Through this meeting, I also became acquainted with some cutting-edge research in the Medical Humanities, such as social prescribing, which I had not yet encountered. I was also enlightened as to the private and public funding sources on which TORCH’s researchers depend and extended my vision of Medical Humanities beyond the classroom into the realms of research and public programming. A further outcome of this meeting was an idea to re-work our department’s “Ancient Stage” course in such a way as to bring health and pre-med students into the class alongside students from other disciplines with a view to preparing scenes from Sophocles’ oeuvre that would then be performed at different health-related public venues (my own take on using Classics in social prescribing as well as building relationships between colleges and between the university and the community).

On the whole, I feel that I have laid the groundwork for creating a Medical and Health Humanities track within my department’s existing Humanities program. I have also developed several ways that I can personally contribute to the program and made connections within UNH and at Oxford that would help in the further development of courses and other programming in Medical and Health Humanities at UNH and the broader community.

But, that is not all! While at Oxford, I also attended lectures unrelated to Medical Humanities, but relevant to my other teaching and research interests, including an excellent one-day conference on “The Future of the Humanities,” with a keynote lecture from renowned critic Terry Eagleton, which was exceptional. I corrected proofs of an article on Seneca and worked on a new one on Sophocles’ Philoctetes. I completed a long overdue book review and was also able to take advantage of the Bodleian’s resources to gather materials for a few other articles I have planned. Most excitingly, I was able to follow up on a footnote and discovered a short piece on veterinary medicine in ancient Greek that I did not know existed and a copy of which was available in the Bodleian. I cannot wait to translate and study it.

Roman Baths at Bath, UK
A visit to the Roman Baths at Bath

Time in Oxford within its beautiful buildings and long history is an education in itself. I will not soon forget my visit to the Botanical Gardens and its medicinal plants collection, conversations with scholars at lectures, lunch with my sponsor at Merton College, or my own “field trips” to Bath to see the Roman baths that I so often discuss in my classes but had never seen, and to Cirencester in the Cotswolds, formerly the ancient Roman town of Corinium with its small amphitheater and other Roman artifacts.

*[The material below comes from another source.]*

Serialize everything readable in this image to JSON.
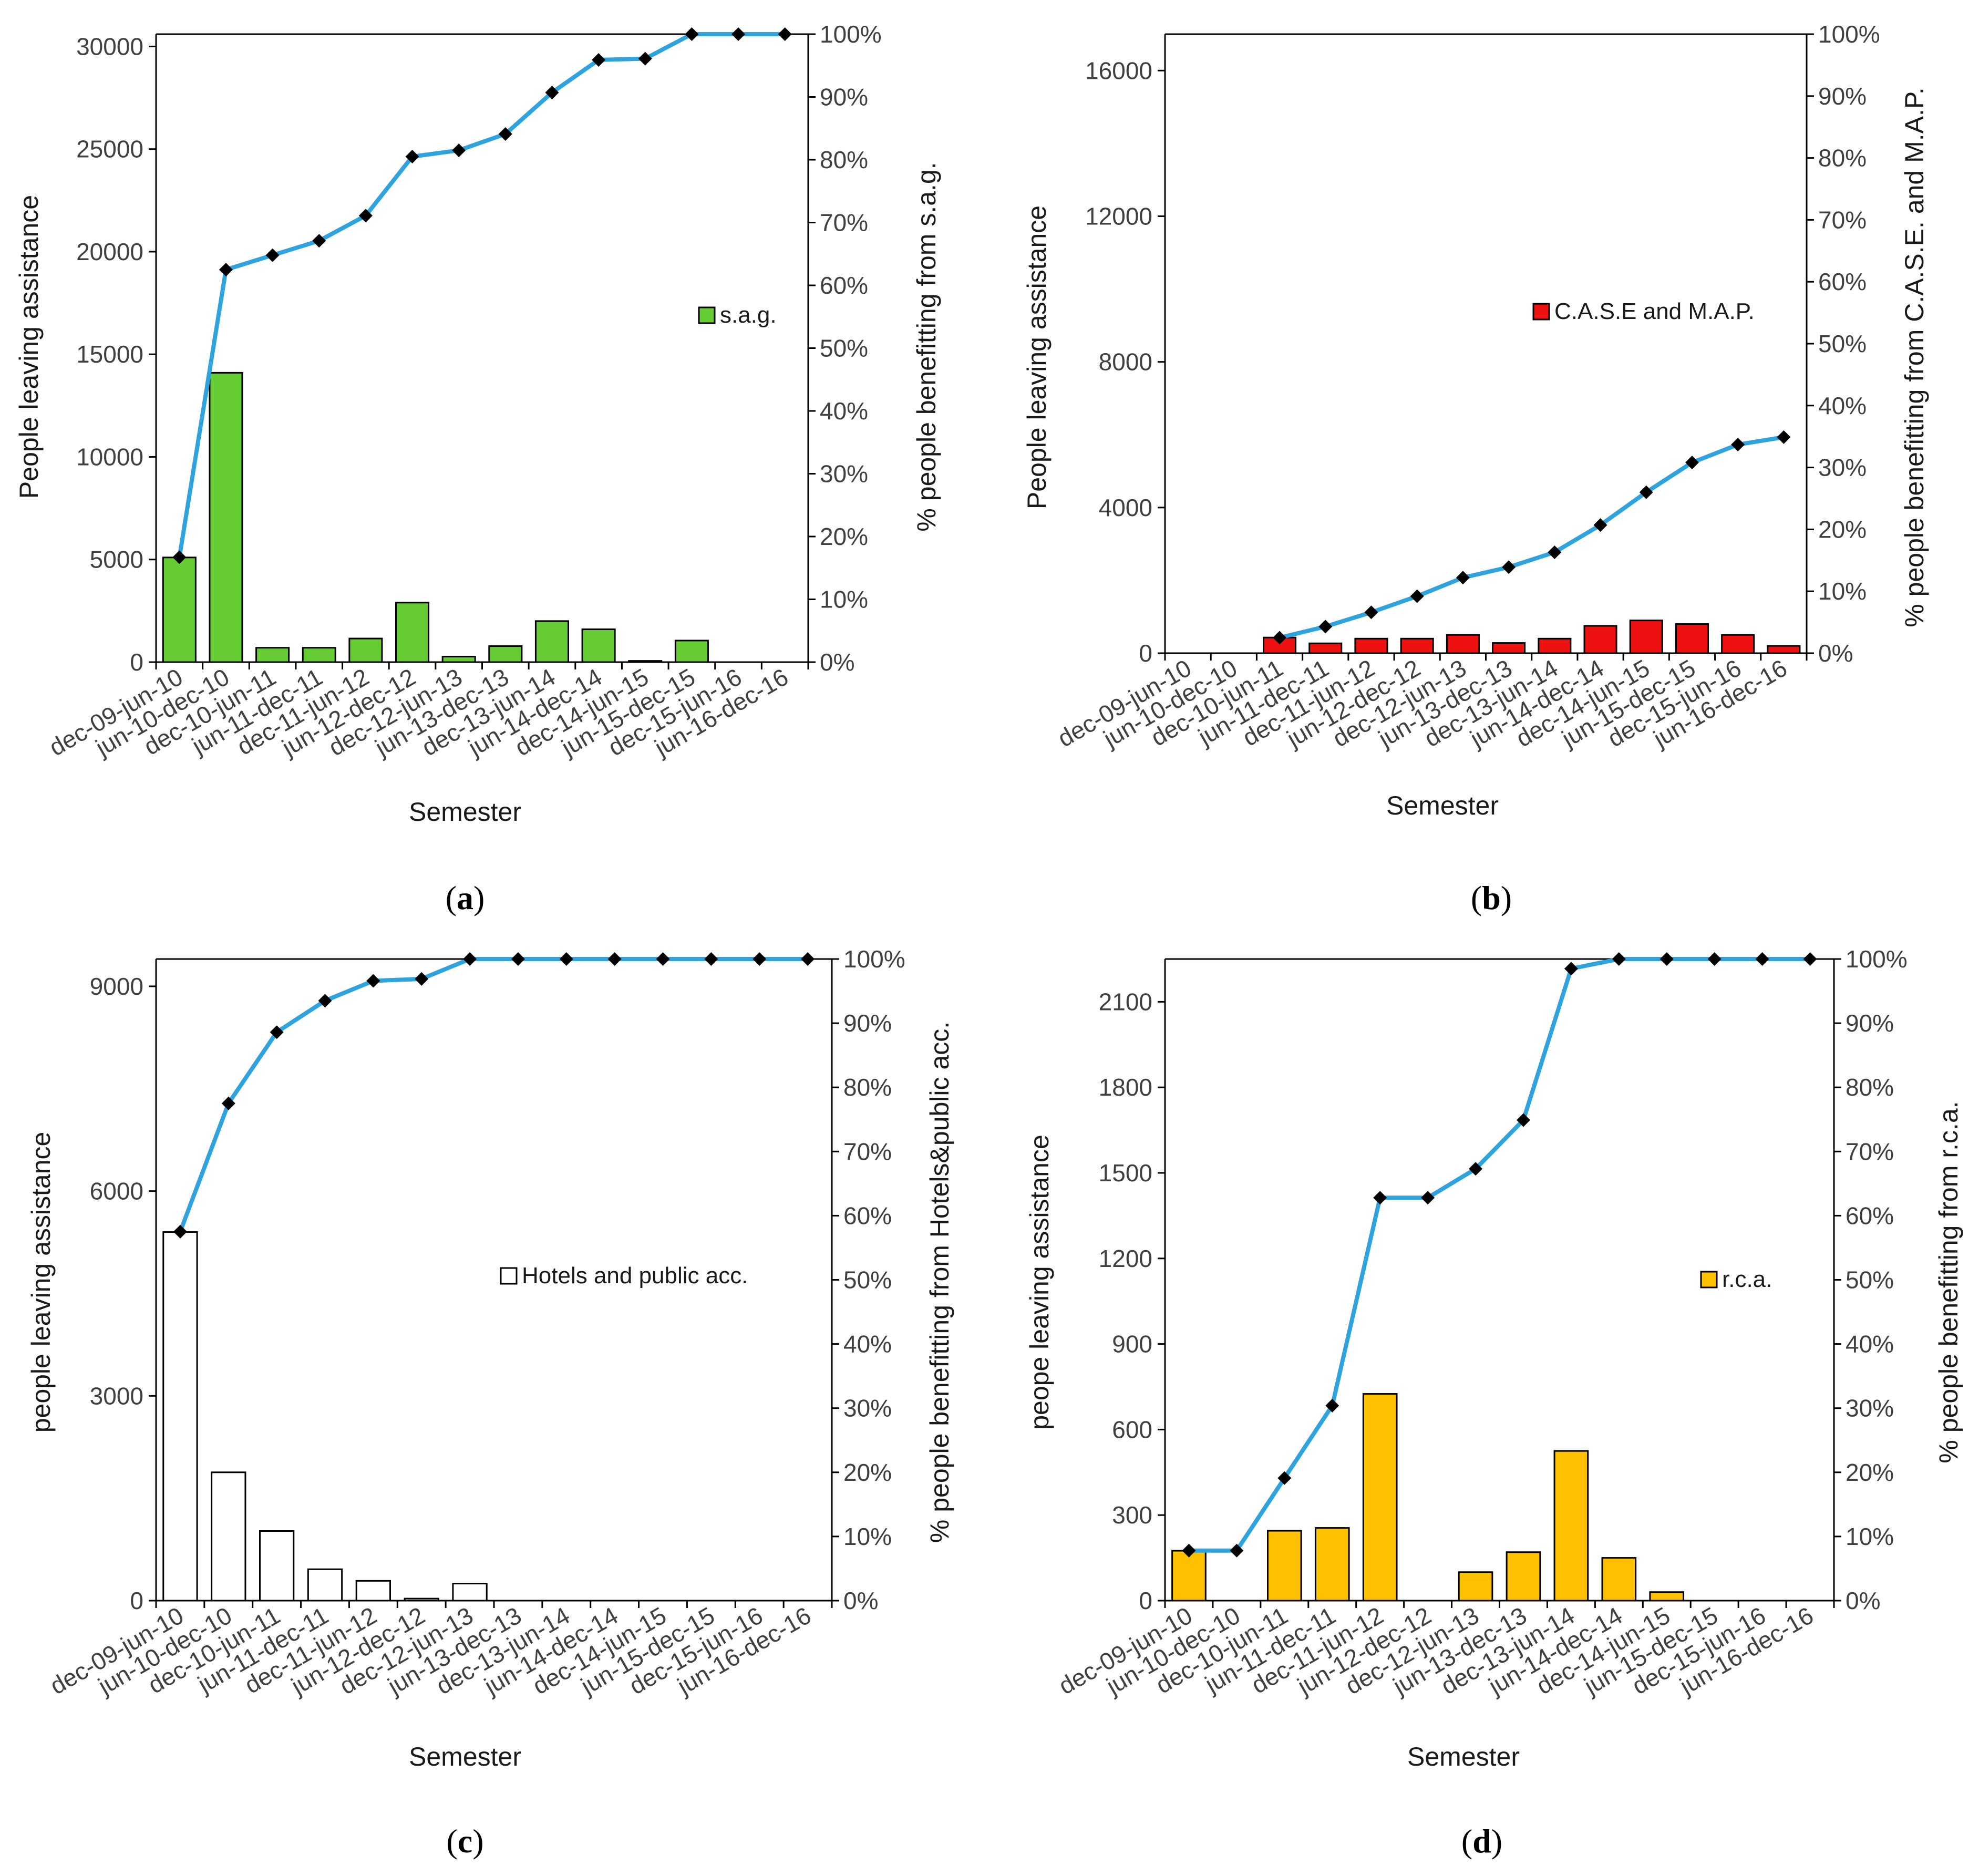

I am very grateful to the Global Education Center for the Faculty International Development Grant and to COLA for the Pedagogical Development Leave, which allowed me to go abroad when Oxford was in session, for contributing their support to my time in London and Oxford. It is a cliché, I know, but the chance to spend several weeks working in and soaking up Oxford was really a long-held dream come true.